Sources used in the creation of this post:
French Artillery - Patrick Griffith, Almark
French Napoleonic Artillery - Micheal Head, Almark
Napoleon's Guns 1792-1815 (1) Field Artillery - Rene Chartrand, Ray Hutchins, Osprey Vanguard
Artillery Equipments of the Napoleonic Wars - Terence Wise, Richard Hook, Osprey Men at Arms
Painting War 2, Napoleonic French Army Rafael Perez
Talavera Wellington's First Victory in Spain - Andrew W Field


  1. Interesting post and nice pictures!

    1. Thanks David, glad you enjoyed the read

  2. Nice post and excellent paintjob!

    1. Cheers Phil, I really enjoyed this project and I find it interesting to see how my painting has changed since I did the original horse team.

  3. Absolutely beautiful! Really like the look of these guys. Have noted down your colours for the French woodwork too. Very useful, thanks.

    1. Thanks Rodger. If you want to get some ideas on colour options I would recommend the "Painting War" French Army book.

  4. Great post - very informative and filled with nice pics of outstanding minis! Cheers!

  5. Bravo!

    I like the combination of your detail imagery with the historical reference information.

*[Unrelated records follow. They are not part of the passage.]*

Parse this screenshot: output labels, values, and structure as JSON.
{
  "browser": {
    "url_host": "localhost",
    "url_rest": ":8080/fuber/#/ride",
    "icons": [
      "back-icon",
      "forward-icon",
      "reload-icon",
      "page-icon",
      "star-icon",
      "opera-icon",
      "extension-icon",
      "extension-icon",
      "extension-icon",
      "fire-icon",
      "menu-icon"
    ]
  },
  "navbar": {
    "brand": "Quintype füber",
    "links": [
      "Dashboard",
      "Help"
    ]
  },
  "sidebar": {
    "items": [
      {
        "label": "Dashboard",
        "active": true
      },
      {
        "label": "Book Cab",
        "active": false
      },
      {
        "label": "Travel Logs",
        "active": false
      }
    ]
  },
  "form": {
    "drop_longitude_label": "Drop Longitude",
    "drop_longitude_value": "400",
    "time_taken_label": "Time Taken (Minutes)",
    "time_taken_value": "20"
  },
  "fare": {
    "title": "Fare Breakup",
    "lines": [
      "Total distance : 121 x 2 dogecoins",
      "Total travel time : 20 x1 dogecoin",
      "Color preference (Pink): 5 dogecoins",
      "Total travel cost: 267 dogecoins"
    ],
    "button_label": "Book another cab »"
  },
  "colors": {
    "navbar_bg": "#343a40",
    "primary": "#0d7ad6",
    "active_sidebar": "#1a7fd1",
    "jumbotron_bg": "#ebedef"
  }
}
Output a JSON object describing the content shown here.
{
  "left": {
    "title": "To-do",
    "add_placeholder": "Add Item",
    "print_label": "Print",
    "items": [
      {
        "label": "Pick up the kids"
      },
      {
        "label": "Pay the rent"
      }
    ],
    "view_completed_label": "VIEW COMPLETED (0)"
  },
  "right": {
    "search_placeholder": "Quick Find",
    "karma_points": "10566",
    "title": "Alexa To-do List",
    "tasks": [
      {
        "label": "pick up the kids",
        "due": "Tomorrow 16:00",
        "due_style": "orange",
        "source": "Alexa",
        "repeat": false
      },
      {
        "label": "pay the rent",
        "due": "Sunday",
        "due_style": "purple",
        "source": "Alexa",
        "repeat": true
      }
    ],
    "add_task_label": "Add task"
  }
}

  6. Great looking batteries, and nice background!

    1. Cheers Peter, glad you like them. I'm looking forward to seeing them en mass.

  7. Replies
    1. Thanks Jon, the AB figures are a joy to paint.

  8. Excellent read Jonathan, love the troops, those limberes ate really special. I'm rereading chandlers campaigns of napoleon at the moment and you get a bit about the artillery and train in there. Love the vid. Are you on youtube yet? Would be great to see you troops on there will your thoughts on them and how you did them.

  9. Brilliant, love the video, really brings then to life. Great work on the limber team with the traces. I have a number of these to do myself. Keep getting them out, dreaming about them and putting them away till a later date 😶

    1. Hi Paul
      Thanks mate, you had me going there for a minute thinking if the YouTube was playing up.
      Yes the artillery limbers are all about topping and tailing the French and British collections as my original Napoleon at War basing meant I had sufficient guns painted up for Talavera but converting to two gun batteries meant I needed more teams. Thus I have just a couple of British teams to do which I will post on with last French foot limbers and that's those collections done. Then on to the Spanish.
      Also playing with some Blue Moon wagons which I think you have built as well. They are lovely models but having to scratch build some drivers - more anon.
      I am enjoying playing with the video, thanks for the nudge.

    2. You know I didn't spot it was on youtube! I seen the red and white button however for some reason it didn't open up into youtube only in your blog link. I did a search for the title just now and see you have a few other vids. I'll check them out after work Jonathan!

      Great to see you on youtube!!!